The other factor we can learn from the colony of ants is diversity, which is measured as international diversity in the ranking system. The diversity of a colony of ants makes them adaptive and resilient to failure.

Professor Chris Brink, the former vice-chancellor of Stellenbosch University, has written extensively about the relationship between diversity and excellence of universities. Universities that are diverse, in terms of students and staff, have more rich culture and thinking leverage than universities that are homogeneous.

Students who come to diverse universities have a richer experience than those who go to homogeneous universities. Since, rankings reward diversity; they contribute towards making a great university.

In 2017, the Japanese Prime Minister Shinzo Abe announced measures to improve Japanese universities in order to globalise Japanese society and the economy. The strategy he adopted was to internationalise Japanese universities.

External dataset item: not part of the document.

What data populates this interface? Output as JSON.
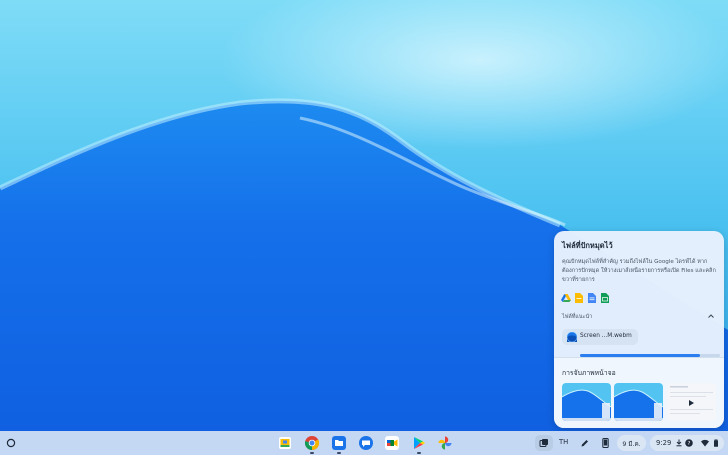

In 2012, the Russian President Vladimir Putin launched the Russian Academic Excellence project, which was aimed at having five Russian universities in the top 100 by 2020. China has also been investing in getting its universities into the top 100 and this has resulted in a Chinese University (Tsinghua University) becoming the top university in Asia since the introduction of the ranking systems.

Given all these benefits of the ranking system, should South African universities participate in them? For South Africa to meet its social, political and economic objectives, it should participate in these rankings. The government should encourage universities to take these rankings seriously, because ultimately this improves the quality of universities.

The university sector should adopt a strategy on how South Africa will participate in a ranking system and craft the objectives of this participation. In conclusion, we should encourage all our universities to participate in rankings.

  • The views expressed in this article are that of the author/s and do not necessarily reflect that of the University of Johannesburg.